1. Apparition de l'article en latin

Le latin ne connaissait ni article défini, ni article indéfini. Cependant, par un besoin de précision, on a cherché à indiquer le degré de détermination qu'avait le nom dans la phrase et des démonstratifs comme ille, ipse ont perdu leur valeur emphatique. Dès le IIe s. , leur usage devient courant tandis que leur sens s'affaiblit :  Dixit illis duodecim discipulis, Descendit ipsa via  et venit ipsam casam. Il y avait, en outre, indécision sur la place du déterminant, on pouvait dire ille homo comme homo ille, « cet homme ». Le roumain garde la trace de la postposition latine. Le démonstratif comme article défini apparaissait lorsqu'un mot introduisait une idée nouvelle, on la montrait donc.
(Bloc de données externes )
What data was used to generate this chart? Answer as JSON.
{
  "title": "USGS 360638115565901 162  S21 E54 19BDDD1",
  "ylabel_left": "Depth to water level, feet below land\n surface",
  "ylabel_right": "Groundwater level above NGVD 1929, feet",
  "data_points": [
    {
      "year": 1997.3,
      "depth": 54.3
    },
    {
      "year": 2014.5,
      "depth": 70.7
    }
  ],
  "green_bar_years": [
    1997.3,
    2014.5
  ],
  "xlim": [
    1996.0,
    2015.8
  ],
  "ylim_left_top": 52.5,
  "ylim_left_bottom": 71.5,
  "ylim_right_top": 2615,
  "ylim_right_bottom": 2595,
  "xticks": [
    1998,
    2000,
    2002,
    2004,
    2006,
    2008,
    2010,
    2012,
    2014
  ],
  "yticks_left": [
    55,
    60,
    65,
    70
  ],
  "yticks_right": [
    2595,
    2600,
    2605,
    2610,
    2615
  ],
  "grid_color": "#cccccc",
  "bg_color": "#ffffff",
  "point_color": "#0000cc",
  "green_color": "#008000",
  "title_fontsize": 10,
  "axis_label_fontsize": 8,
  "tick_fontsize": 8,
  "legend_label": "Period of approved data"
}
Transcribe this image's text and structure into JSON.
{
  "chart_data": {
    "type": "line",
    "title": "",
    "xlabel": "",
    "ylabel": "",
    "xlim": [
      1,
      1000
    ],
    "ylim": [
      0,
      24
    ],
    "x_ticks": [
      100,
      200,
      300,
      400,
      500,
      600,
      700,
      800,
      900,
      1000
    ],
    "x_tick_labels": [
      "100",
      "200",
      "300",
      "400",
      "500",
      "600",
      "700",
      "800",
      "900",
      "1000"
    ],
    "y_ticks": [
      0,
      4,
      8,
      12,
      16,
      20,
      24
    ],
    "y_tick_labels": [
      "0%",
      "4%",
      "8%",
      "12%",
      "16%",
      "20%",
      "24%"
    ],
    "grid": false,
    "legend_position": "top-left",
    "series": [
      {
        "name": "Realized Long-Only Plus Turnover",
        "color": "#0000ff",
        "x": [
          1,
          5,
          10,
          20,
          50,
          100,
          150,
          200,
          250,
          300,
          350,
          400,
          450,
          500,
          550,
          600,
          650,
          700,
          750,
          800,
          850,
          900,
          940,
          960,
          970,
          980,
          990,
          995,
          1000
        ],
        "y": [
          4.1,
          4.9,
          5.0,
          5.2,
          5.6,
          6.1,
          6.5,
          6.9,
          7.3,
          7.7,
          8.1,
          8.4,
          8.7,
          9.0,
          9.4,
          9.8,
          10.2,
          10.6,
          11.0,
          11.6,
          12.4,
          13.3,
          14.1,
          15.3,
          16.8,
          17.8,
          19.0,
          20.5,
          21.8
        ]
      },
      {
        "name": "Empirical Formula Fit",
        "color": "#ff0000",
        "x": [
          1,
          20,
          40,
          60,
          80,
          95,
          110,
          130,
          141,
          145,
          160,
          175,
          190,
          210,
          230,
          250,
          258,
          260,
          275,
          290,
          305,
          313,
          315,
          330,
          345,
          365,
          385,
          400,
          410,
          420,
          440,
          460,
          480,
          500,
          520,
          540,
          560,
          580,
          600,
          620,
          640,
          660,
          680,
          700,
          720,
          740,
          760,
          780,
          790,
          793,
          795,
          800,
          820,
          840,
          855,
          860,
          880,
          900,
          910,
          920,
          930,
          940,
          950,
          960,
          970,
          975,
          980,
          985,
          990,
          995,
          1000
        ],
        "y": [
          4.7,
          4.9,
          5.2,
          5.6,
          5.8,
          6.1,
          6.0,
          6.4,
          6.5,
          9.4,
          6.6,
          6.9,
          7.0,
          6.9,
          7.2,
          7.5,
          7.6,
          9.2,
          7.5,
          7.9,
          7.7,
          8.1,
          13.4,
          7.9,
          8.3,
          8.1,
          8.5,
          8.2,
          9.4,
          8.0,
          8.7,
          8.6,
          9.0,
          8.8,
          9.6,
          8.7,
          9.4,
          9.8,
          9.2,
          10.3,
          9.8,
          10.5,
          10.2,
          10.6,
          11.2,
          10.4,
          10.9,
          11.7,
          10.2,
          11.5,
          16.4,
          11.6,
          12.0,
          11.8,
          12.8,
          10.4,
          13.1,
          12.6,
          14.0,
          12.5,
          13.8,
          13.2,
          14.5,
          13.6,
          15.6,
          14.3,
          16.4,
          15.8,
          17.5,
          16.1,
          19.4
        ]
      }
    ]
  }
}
On ne possède pas de texte suivi en langue romane avant le Serment de Strasbourg (842), on est donc réduit à chercher des indices dans des textes de bas-latin vulgaire, parfois un scripteur laisse paraître une forme qui n'appartient plus au latin classique et qui laisse présager l'ancien français. Mais il y a des documents parfois
proches du langage parlé. Ainsi le texte burlesque écrit à Tours au VIIIe s. en bas-latin vulgaire constitue un chaînon essentiel : « Et ipsa cuppa frangant la tota, ad illo botilario frangant lo cabo, at illo scanciono tollant lis potionis » (et ils brisent le tonneau en totalité, ils brisent le crâne de ce faiseur de boudins, ils dérobent
les breuvages de l'étagère). Tous les articles actuels sont présents : la, lo cas régime singulier, lis. C'est pourquoi la date fournie par le D. H. L. F. (881) est trompeuse. J'explique après pourquoi. On notera dans cet extrait l'emploi des déclinaisons latines, notamment du datif, mais mélangées à ce qui sera le cas régime. En outre, l'article lo cabo (le chef, de *capum, tête) s'oppose encore nettement au démonstratif illo botilario qui n'est pas encore contracté. On a affaire à un texte hybride : latin vulgaire et traits romans.

2. Le cas d'ipse

Le latin possédait cinq démonstratifs différant par leurs valeurs ou la personne : ille pour le lointain et le prestigieux, ipse pour l'identité, iste pour le proche et le moins valorisé, hic pour le proche, is. Hic rentre en composition avec ille et iste pour former les démonstratifs français par renforcement.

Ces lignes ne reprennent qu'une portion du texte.